TU: Duval, St. Johns superintendents scoff at proposed changes to school grading system

This one I won't make a judgement call on as I don't have children in school, but it somehow doesn't sound like a good way to do things to me either.  Better be aware this may be what they have to do in the future though.

 

St. Johns' Joyner calls some proposals "outrageous" and "dumb."

The superintendents of Duval and St. Johns counties are questioning some of the proposed changes to the state’s school grading system.

Duval Superintendent Ed Pratt-Dannals and St. Johns Superintendent Joe Joyner said they are particularly troubled by three of the 15 rule changes the State Board of Education will vote on during its Feb. 28 meeting.
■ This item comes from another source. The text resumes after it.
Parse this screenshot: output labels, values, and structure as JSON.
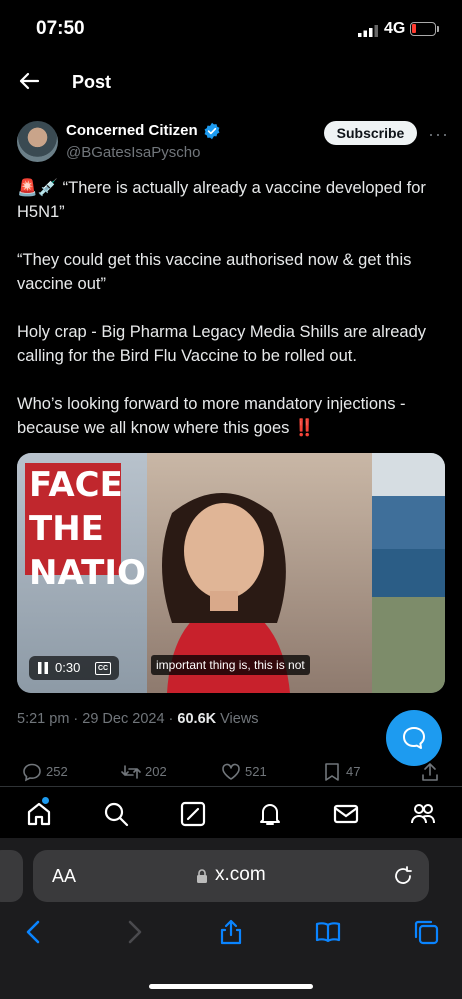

In Duval had the proposed changes been in effect during the most recent year, the number of D and F schools in the district would go from 23 to 66. The number of A and B schools would drop from 86 to 50. Duval got those figures from the state and the Times-Union has requested the state's school-by-school simulation for the rest of Northeast Florida's districts.

Search FCAT scores since the 2007-2008 academic year

The superintendents take issue with a proposal to include the academic performance of students with developmental disabilities and students learning English in calculating a school’s proficiency scores.

Both superintendents said the rule change would make severely disabled students who are merely learning to swallow count toward a school’s proficiency scores.

“It’s dumb,” said Joyner. “That is really dumb.”

“It goes beyond reality,” said Pratt-Dannals. “I just don’t understand it, why this would be taking place.”

Duval’s Mt. Herman Exceptional Student Center, which currently doesn’t receive a grade because of the severity of its students' disabilities, would earn an F grade under the proposal.

The school system leaders also question a proposal to reduce any school with less than 25 percent reading proficiency to an F grade despite how school grade points a school earned. A school could earn enough points for a B or a C grade, but if fewer than 25 percent of its students are proficient in reading, the school would receive an F.

And finally the superintendents want the state to wait a year before deciding to change the amount of academic growth a student scoring at the FCAT 1 or 2 level must make yearly to have demonstrated adequate growth. The proposal would call for students to display 18 times more academic growth than they currently have to for a school to get credit for having improved the student academically.